Environmental Policy
Policy Analysis
International
Ute Brady
Arizona State University
Ute Brady
Arizona State University

Abstract

International conservation treaties, like the International Convention on the Regulation of Whaling (ICRW), the Convention on International Trade in Endangered Species (CITES), the Convention on Migratory Species, and the Convention on Biological Diversity, aim to align policies among their member states to further their respective global conservation aims and goals. However, a gap persists in assessing how well treaty rules support reaching those goals. This research investigates the governance structure of these international conservation treaties to determine the linkages among constitutive rules—the aims, aspirations and parameters within which each treaty regime operates—and the regulative rules which outline the prescribed, prohibited, and permitted actions under which actors operate. Using the Institutional Grammar, I coded the syntax of the constitutive and regulative rules contained within treaty formal policies with a focus on monitoring and enforcement (M&E) mechanisms which are especially important at the international jurisdictional level where they substitute for the lack of an overarching enforcement authority by providing information on actor compliance and system conditions, thus ameliorating the negative effects of uncertainty on member state cooperation. Study findings revealed treaties in which constitutive and regulatory M&E rules were linked both horizontally (at the international jurisdictional level) and vertically (to the national jurisdictional level) were theoretically more likely to reach their conservation objectives.
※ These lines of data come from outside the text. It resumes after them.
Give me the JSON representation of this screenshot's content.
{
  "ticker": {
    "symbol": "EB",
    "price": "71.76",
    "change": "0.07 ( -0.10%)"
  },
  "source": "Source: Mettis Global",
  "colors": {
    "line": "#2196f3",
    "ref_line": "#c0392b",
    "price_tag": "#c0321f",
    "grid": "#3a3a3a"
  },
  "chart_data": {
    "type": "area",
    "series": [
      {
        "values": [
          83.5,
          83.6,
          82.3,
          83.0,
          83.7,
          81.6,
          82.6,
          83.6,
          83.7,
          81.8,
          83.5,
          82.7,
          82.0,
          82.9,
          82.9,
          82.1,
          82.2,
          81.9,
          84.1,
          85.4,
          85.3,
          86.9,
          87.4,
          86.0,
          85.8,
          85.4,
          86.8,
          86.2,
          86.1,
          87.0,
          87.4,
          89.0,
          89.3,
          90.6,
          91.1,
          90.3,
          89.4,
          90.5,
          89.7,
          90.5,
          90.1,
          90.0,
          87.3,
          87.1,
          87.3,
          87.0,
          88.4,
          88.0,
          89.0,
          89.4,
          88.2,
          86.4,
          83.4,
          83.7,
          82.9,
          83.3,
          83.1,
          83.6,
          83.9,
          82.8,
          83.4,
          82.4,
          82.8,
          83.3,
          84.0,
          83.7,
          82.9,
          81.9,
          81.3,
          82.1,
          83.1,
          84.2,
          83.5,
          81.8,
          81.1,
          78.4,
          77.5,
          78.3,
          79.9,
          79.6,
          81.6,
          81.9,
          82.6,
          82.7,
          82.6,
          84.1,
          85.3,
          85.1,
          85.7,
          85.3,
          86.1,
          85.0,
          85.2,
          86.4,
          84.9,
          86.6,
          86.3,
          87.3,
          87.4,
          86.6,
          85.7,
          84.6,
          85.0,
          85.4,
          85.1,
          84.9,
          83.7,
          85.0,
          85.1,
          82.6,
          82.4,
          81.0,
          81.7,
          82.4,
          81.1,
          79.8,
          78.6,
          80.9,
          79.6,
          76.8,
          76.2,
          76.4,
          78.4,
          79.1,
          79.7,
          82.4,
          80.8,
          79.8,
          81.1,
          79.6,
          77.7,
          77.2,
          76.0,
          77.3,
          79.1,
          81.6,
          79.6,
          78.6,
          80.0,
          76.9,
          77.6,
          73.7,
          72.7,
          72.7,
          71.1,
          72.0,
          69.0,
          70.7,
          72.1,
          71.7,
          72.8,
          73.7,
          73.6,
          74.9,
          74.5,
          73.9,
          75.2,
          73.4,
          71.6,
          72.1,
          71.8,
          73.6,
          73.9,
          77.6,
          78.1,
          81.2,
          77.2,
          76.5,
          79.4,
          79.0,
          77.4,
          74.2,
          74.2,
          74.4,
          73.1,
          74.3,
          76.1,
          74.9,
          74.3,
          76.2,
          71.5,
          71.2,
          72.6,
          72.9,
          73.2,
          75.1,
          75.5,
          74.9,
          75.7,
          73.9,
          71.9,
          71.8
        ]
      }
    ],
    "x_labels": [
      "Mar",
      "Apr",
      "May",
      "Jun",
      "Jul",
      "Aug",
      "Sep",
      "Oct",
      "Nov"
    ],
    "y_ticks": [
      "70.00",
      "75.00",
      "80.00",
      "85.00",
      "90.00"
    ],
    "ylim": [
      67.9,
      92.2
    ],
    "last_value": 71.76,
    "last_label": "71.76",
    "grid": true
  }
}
For example, while all four treaties included procedural aspirations in their constitutive rules, CITES effectively utilized its procedural aspirations as policy guidance rule markers to which specific regulative rules were linked. Reporting feedback mechanisms related to monitoring activities were generated in all four forums but only the more regulative regimes—ICRW & CITES—included M&E linkages that reached the national level. This study contributes to a better understanding of the institutional structure and its potential decision-making effect as well as to international conservation governance scholarship.